A maioria das pessoas se conforma a um dos dois cronotipos: somos pessoas de manhã ou à tarde.

Ou preferimos ficar acordados até tarde e nos chamar de corujas noturnas, ou acordamos mais cedo e vamos dormir mais cedo.

Esses padrões nas preferências circadianas são, até certo ponto, escritos em nossos genes.

Ao longo dos anos, a comunidade médica debateu os impactos na saúde associados a cada cronótipo, e os resultados nem sempre foram conclusivos.

Para desenvolver uma imagem mais clara, um grupo de cientistas de várias instituições realizou a revisão mais extensa da pesquisa relevante até o momento. Suas descobertas foram publicadas recentemente na revista Advances in Nutrition.

Dormir, comer e saúde

Os cientistas estavam especialmente interessados ​​em entender a relação entre ritmos circadianos e padrões alimentares, chamados crono-nutrição e saúde cardiometabólica em geral.

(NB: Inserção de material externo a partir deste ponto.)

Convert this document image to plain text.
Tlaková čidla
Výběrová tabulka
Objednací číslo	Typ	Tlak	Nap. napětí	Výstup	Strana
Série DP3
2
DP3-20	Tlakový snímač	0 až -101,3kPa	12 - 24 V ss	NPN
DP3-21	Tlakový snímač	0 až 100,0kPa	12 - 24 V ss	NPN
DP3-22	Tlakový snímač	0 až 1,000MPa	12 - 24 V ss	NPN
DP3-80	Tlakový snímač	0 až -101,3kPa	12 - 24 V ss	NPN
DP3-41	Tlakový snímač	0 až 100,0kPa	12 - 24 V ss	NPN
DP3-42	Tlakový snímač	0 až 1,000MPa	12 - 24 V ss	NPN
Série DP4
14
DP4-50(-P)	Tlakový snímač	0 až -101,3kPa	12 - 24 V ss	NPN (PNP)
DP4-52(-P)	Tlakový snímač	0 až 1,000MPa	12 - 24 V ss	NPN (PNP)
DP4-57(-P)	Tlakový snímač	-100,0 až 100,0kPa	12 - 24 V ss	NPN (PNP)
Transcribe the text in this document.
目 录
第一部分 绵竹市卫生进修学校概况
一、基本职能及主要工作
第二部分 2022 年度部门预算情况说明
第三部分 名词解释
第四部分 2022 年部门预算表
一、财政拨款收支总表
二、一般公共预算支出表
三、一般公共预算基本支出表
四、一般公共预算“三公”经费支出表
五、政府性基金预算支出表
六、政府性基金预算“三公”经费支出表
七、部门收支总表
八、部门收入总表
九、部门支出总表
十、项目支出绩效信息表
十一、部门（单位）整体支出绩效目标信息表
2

Como a vida moderna é frequentemente agitada, os padrões de alimentação e sono podem ser perturbados com frequência. A exposição a fontes de luz artificiais também pode desalinhar nossos padrões circadianos.

Essas interrupções podem alterar processos metabólicos cíclicos, como controle da glicose, metabolismo lipídico e pressão arterial.

Os cientistas estão trabalhando para determinar os efeitos a longo prazo dessas mudanças na saúde.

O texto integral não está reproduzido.